Indonesia, tambahnya, dahulu santri itu disebut pedagang. Dalam perkembangannya, santri-santri itu tidak meneruskan tradisi berdagang tapi masuk ke dalam birokrasi.
“Sehingga sekarang sektor perdagangan lebih dikuasai oleh kelompok-kelompok yang fokus di bidang itu. Lama-lama tingkat kapital mereka tinggi,” urainya.

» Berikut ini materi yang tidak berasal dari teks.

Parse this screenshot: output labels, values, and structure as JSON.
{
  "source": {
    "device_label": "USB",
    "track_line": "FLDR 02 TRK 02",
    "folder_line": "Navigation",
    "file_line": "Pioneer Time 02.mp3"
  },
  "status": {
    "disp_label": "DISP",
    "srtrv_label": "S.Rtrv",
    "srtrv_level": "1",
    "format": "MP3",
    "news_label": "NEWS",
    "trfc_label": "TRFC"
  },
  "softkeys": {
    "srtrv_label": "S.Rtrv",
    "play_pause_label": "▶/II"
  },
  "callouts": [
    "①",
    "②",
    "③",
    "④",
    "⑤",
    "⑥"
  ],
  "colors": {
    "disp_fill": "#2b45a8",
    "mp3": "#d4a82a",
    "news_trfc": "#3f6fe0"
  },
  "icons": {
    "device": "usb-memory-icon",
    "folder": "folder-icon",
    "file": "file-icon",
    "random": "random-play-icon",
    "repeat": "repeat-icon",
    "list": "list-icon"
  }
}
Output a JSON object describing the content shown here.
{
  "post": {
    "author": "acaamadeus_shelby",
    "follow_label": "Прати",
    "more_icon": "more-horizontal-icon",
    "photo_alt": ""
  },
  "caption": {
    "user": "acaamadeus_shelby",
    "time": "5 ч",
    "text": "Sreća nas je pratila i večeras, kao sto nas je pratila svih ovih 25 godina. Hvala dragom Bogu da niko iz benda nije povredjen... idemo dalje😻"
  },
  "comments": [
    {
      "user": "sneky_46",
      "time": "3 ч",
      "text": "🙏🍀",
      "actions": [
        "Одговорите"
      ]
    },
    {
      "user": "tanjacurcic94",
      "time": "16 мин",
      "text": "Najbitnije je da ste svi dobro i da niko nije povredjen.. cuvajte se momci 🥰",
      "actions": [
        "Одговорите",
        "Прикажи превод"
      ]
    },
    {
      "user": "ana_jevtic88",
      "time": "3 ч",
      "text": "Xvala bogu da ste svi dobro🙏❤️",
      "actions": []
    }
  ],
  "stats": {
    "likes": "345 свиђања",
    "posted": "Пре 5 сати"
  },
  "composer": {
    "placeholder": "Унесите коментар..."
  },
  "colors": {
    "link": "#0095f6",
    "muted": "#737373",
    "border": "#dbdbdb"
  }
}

Mantan Kepala Badan Pembinaan Ideologi Pancasila (BPIP) itu menegaskan, saat ini masih sangat memungkinkan para ulama menjadi kaki tangannya penguasa. “Misalnya dalam pemilihan umum sebuah Ormas keagamaan juga masih banyak terlibat oleh elit politik. Padahal ormas keagamaan ada dasarnya. Masyarakat sipil harus independen, tidak ada ikatan dengan politik. Ketika mereka tersandera maka kekuatannya sebagai civil society akan hilang,” tambahnya.
Ia menukil ucapan Imam Ghazali yang menyebut rusaknya umat itu karena rusaknya ulama. “Karena hilangnya basis ekonominya, mereka mengemis kepada penguasa sehingga umat tidak lagi ada yang membela,” tutupnya.